Numérique. Quatre syllabes pour un vaste monde. Les acteurs de la bande dessinée papier sont encore à l’orée de cette forêt, quand il faudrait y pénétrer pleinement afin de l’explorer. Cette exploration peut se faire de différentes façons, selon différentes stratégies, c’est de ces stratégies dont il est question ici.

De manière schématique, on peut opposer deux premières stratégies : l’une relevant de pratiques d’édition et de diffusion, l’autre travaillant au cœur du médium. Aujourd’hui, c’est la première qui prime. Ce qui intéresse dans l’usage des technologies numériques sont les nouvelles possibilités d’édition et de diffusion. Dans le cas de Bludzee,[4] Lewis Trondheim justifie cette stratégie de la manière suivante : la francophonie n’a laissé que peu de place au strip. L’écran de l’iPhone et autres smartphones permet de faire revivre ce genre négligé, et l’abonnement permet d’en faire un rendez-vous quotidien. C’est aussi la stratégie des blogueurs : le rythme régulier imposé par le blog, la publication sous forme de notes brèves et les réactions potentiellement instantanées des lecteurs ont remis au goût du jour le journal ou encore le feuilleton. Puisque ces auteurs ont compris certaines particularités liées au support numérique, qu’y a-t-il à y redire ? Il se trouve que cette approche du numérique, si elle est tout à fait légitime et justifiée, se révèle très vite pauvre et limitée en regard de la seconde stratégie. Celle-ci consiste à travailler au cœur du médium et à le transformer, ou plutôt à l’hybrider[5] avec ce que l’on pourrait appeler le «médium» numérique, entendu en un sens large. Nous y reviendrons un peu plus loin, mais ne brûlons pas les étapes…

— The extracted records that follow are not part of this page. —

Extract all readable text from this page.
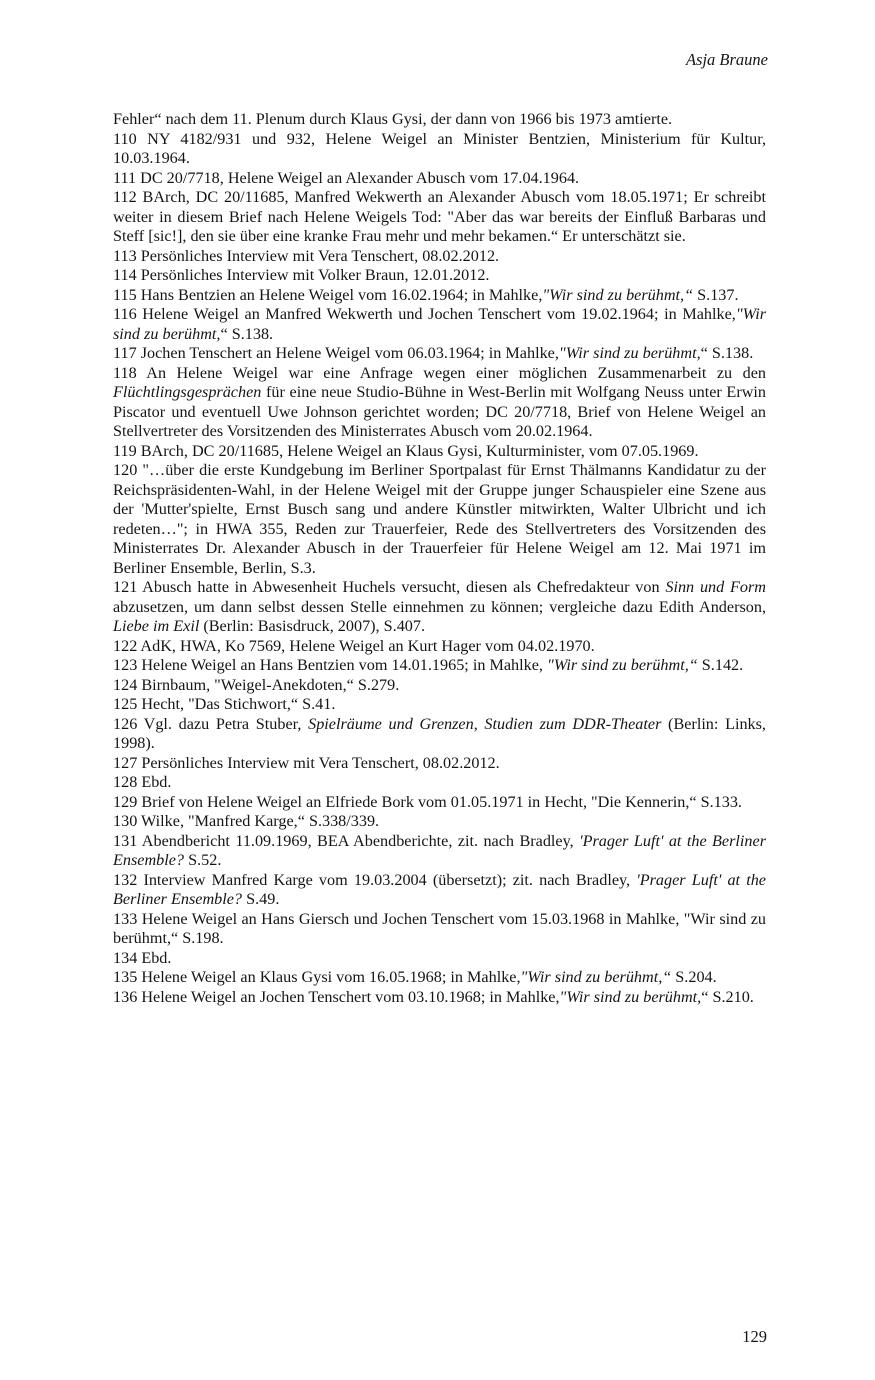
Asja Braune
Fehler“ nach dem 11. Plenum durch Klaus Gysi, der dann von 1966 bis 1973 amtierte.
110 NY 4182/931 und 932, Helene Weigel an Minister Bentzien, Ministerium für Kultur, 10.03.1964.
111 DC 20/7718, Helene Weigel an Alexander Abusch vom 17.04.1964.
112 BArch, DC 20/11685, Manfred Wekwerth an Alexander Abusch vom 18.05.1971; Er schreibt weiter in diesem Brief nach Helene Weigels Tod: "Aber das war bereits der Einfluß Barbaras und Steff [sic!], den sie über eine kranke Frau mehr und mehr bekamen.“ Er unterschätzt sie.
113 Persönliches Interview mit Vera Tenschert, 08.02.2012.
114 Persönliches Interview mit Volker Braun, 12.01.2012.
115 Hans Bentzien an Helene Weigel vom 16.02.1964; in Mahlke,"Wir sind zu berühmt,“ S.137.
116 Helene Weigel an Manfred Wekwerth und Jochen Tenschert vom 19.02.1964; in Mahlke,"Wir sind zu berühmt,“ S.138.
117 Jochen Tenschert an Helene Weigel vom 06.03.1964; in Mahlke,"Wir sind zu berühmt,“ S.138.
118 An Helene Weigel war eine Anfrage wegen einer möglichen Zusammenarbeit zu den Flüchtlingsgesprächen für eine neue Studio-Bühne in West-Berlin mit Wolfgang Neuss unter Erwin Piscator und eventuell Uwe Johnson gerichtet worden; DC 20/7718, Brief von Helene Weigel an Stellvertreter des Vorsitzenden des Ministerrates Abusch vom 20.02.1964.
119 BArch, DC 20/11685, Helene Weigel an Klaus Gysi, Kulturminister, vom 07.05.1969.
120 "…über die erste Kundgebung im Berliner Sportpalast für Ernst Thälmanns Kandidatur zu der Reichspräsidenten-Wahl, in der Helene Weigel mit der Gruppe junger Schauspieler eine Szene aus der 'Mutter'spielte, Ernst Busch sang und andere Künstler mitwirkten, Walter Ulbricht und ich redeten…"; in HWA 355, Reden zur Trauerfeier, Rede des Stellvertreters des Vorsitzenden des Ministerrates Dr. Alexander Abusch in der Trauerfeier für Helene Weigel am 12. Mai 1971 im Berliner Ensemble, Berlin, S.3.
121 Abusch hatte in Abwesenheit Huchels versucht, diesen als Chefredakteur von Sinn und Form abzusetzen, um dann selbst dessen Stelle einnehmen zu können; vergleiche dazu Edith Anderson, Liebe im Exil (Berlin: Basisdruck, 2007), S.407.
122 AdK, HWA, Ko 7569, Helene Weigel an Kurt Hager vom 04.02.1970.
123 Helene Weigel an Hans Bentzien vom 14.01.1965; in Mahlke, "Wir sind zu berühmt,“ S.142.
124 Birnbaum, "Weigel-Anekdoten,“ S.279.
125 Hecht, "Das Stichwort,“ S.41.
126 Vgl. dazu Petra Stuber, Spielräume und Grenzen, Studien zum DDR-Theater (Berlin: Links, 1998).
127 Persönliches Interview mit Vera Tenschert, 08.02.2012.
128 Ebd.
129 Brief von Helene Weigel an Elfriede Bork vom 01.05.1971 in Hecht, "Die Kennerin,“ S.133.
130 Wilke, "Manfred Karge,“ S.338/339.
131 Abendbericht 11.09.1969, BEA Abendberichte, zit. nach Bradley, 'Prager Luft' at the Berliner Ensemble? S.52.
132 Interview Manfred Karge vom 19.03.2004 (übersetzt); zit. nach Bradley, 'Prager Luft' at the Berliner Ensemble? S.49.
133 Helene Weigel an Hans Giersch und Jochen Tenschert vom 15.03.1968 in Mahlke, "Wir sind zu berühmt,“ S.198.
134 Ebd.
135 Helene Weigel an Klaus Gysi vom 16.05.1968; in Mahlke,"Wir sind zu berühmt,“ S.204.
136 Helene Weigel an Jochen Tenschert vom 03.10.1968; in Mahlke,"Wir sind zu berühmt,“ S.210.
129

Ces deux stratégies se reflètent étrangement dans une autre dichotomie qui oppose une approche empirique et une approche formelle (ou formaliste) de la bande dessinée numérique. Auteur de ces formules, Thierry Smolderen[6] qualifiait respectivement sa propre stratégie et celle de ses collaborateurs lors de la création du site Coconino World, et la stratégie défendue par Scott McCloud.[7] La stratégie formaliste de McCloud propose de repenser la planche en fonction de la fenêtre du navigateur. C’est la théorie de la toile infinie : le numérique, et en particulier Internet et l’interface des navigateurs, permet de ramener la bande dessinée à sa forme la plus originelle, celle d’une bande non segmentée par les pages de l’album.[8] La planche peut prendre des dimensions infinies, et la narration s’en trouve fluidifiée, à la vitesse du défilement du scrolling, ce qui revient en quelque sorte à la déplacer derrière la fenêtre. On peut être d’accord ou non avec cette approche, ou comme moi la trouver encore trop limitée. Par contre, elle est agissante au cœur du médium : ce qu’il s’agit de faire ici est bien de revoir complètement ce qu’est la bande dessinée (sa forme, son système, sa narration, etc.) quand on la fait jouir des apports formels du numérique. L’approche empirique quant à elle, consiste, à partir de ce qu’on connaît, à savoir la bande dessinée sous sa forme papier, et, en conservant cette forme, à tâtonner pour voir comment elle pourrait être portée par Internet.
A l’époque, Smolderen critiquait l’approche formelle, qui s’éloignant trop de ce que les acteurs de la bande dessinée connaissent ne pouvait que les dérouter.[9] Et c’est là que le bât blesse. L’approche empirique est avant tout une approche éditoriale. Lorsque l’équipe de Coconino World a créé ce site, elle ne s’est pas posée la question de la forme que la bande dessinée pourrait prendre, hybridée avec les technologies numériques. Le seul but (louable) de cette entreprise a été de réfléchir à la manière dont pouvaient être diffusées des bandes dessinées sur Internet, avec en arrière-plan l’idée que des formes nouvelles naîtraient d’elles-mêmes, naturellement. C’est évidemment le cas : le blog par exemple a vu naître des formes de notes très brèves ou au contraire des strips verticaux à faire défiler. Le téléphone portable a vu naître différents systèmes de lecture, que ce soit case à case, en manipulant une planche (défilement, zoom et dézoom) ou diaporamas plus ou moins animés (motion comics).[10]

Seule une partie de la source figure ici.